I served her in a royal house;
I served her wine and curious meat.
For will to kiss between her brows,
I had no heart to sleep or eat.
Mere scorn God knows she had of me,
A poor scribe, nowise great or fair,
Who plucked his clerk's hood back to see
Her curled-up lips and amorous hair.
I vex my head with thinking this.
Yea, though God always hated me,
And hates me now that I can kiss
Her eyes, plait up her hair to see
How she then wore it on the brows,
Yet am I glad to have her dead
Here in this wretched wattled house
Where I can kiss her eyes and head.
Nothing is better, I well know,
Than love; no amber in cold sea
Or gathered berries under snow:
That is well seen of her and me.
Three thoughts I make my pleasure of:
First I take heart and think of this:
That knight's gold hair she chose to love,
His mouth she had such will to kiss.
Then I remember that sundawn
I brought him by a privy way
Out at her lattice, and thereon
What gracious words she found to say.
(Cold rushes for such little feet--
Both feet could lie into my hand.
A marvel was it of my sweet
Her upright body could so stand.)
"Sweet friend, God give you thank and grace;
Now am I clean and whole of shame,
Nor shall men burn me in the face
For my sweet fault that scandals them."
I tell you over word by word.
She, sitting edgewise on her bed,
Holding her feet, said thus. The third,
A sweeter thing than these, I said.
God, that makes time and ruins it
And alters not, abiding God,
Changed with disease her body sweet,
The body of love wherein she abode.
Love is more sweet and comelier
Than a dove's throat strained out to sing.
All they spat out and cursed at her
And cast her forth for a base thing.
They cursed her, seeing how God had wrought
This curse to plague her, a curse of his.

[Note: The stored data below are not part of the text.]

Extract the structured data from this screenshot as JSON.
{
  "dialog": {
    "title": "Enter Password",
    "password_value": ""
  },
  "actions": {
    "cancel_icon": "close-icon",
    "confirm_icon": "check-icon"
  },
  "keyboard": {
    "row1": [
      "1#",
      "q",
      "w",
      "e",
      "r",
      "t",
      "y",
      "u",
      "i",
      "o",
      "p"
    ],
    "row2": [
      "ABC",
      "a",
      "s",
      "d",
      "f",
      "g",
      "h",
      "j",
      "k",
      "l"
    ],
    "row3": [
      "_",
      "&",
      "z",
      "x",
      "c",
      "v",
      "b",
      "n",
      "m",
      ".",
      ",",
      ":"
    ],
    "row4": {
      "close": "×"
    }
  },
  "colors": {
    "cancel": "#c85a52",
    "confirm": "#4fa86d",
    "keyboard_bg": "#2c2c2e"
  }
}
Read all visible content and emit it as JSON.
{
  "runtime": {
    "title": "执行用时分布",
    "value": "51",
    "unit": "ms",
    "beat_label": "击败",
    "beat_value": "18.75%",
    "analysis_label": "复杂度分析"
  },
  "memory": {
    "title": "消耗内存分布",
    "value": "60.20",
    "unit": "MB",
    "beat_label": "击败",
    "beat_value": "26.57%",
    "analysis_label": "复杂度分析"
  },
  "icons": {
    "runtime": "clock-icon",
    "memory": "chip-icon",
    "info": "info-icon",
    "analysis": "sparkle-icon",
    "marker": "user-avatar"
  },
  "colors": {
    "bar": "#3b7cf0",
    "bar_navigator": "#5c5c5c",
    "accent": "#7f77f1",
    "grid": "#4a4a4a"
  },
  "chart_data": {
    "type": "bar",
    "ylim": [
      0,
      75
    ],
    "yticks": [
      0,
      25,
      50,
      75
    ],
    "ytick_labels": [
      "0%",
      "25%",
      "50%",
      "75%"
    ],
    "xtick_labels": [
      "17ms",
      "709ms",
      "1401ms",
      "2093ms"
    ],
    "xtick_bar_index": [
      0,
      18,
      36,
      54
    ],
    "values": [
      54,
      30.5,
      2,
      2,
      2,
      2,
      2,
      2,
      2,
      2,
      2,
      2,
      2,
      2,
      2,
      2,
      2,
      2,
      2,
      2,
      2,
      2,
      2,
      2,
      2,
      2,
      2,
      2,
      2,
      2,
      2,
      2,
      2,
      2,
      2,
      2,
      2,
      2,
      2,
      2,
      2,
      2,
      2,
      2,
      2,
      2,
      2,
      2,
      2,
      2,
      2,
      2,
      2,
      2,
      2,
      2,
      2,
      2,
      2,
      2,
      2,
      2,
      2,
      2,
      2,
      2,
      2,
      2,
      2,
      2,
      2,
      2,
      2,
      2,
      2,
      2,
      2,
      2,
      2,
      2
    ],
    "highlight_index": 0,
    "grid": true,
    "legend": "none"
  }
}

Fools were they surely, seeing not
How sweeter than all sweet she is.
He that had held her by the hair,
With kissing lips blinding her eyes,
Felt her bright bosom, strained and bare,
Sigh under him, with short mad cries
Out of her throat and sobbing mouth
And body broken up with love,
With sweet hot tears his lips were loth
Her own should taste the savour of,
Yea, he inside whose grasp all night
Her fervent body leapt or lay,
Stained with sharp kisses red and white,
Found her a plague to spurn away.
I hid her in this wattled house,
I served her water and poor bread.
For joy to kiss between her brows
Time upon time I was nigh dead.
Bread failed; we got but well-water
And gathered grass with dropping seed.
I had such joy of kissing her,
I had small care to sleep or feed.
Sometimes when service made me glad
The sharp tears leapt between my lids,
Falling on her, such joy I had
To do the service God forbids.
"I pray you let me be at peace,
Get hence, make room for me to die."
She said that: her poor lip would cease,
Put up to mine, and turn to cry.
I said, "Bethink yourself how love
Fared in us twain, what either did;
Shall I unclothe my soul thereof?
That I should do this, God forbid."
Yea, though God hateth us, he knows
That hardly in a little thing
Love faileth of the work it does
Till it grow ripe for gathering.
Six months, and now my sweet is dead
A trouble takes me; I know not
If all were done well, all well said,
No word or tender deed forgot.
Too sweet, for the least part in her,
To have shed life out by fragments; yet,
Could the close mouth catch breath and stir,
I might see something I forget.
Six months, and I sit still and hold
In two cold palms her cold two feet.
Her hair, half grey half ruined gold,
Thrills me and burns me in kissing it.
Love bites and stings me through, to see
Her keen face made of sunken bones.
Her worn-off eyelids madden me,
That were shot through with purple once.
She said, "Be good with me; I grow
So tired for shame's sake, I shall die
If you say nothing:" even so.
And she is dead now, and shame put by.
Yea, and the scorn she had of me
In the old time, doubtless vexed her then.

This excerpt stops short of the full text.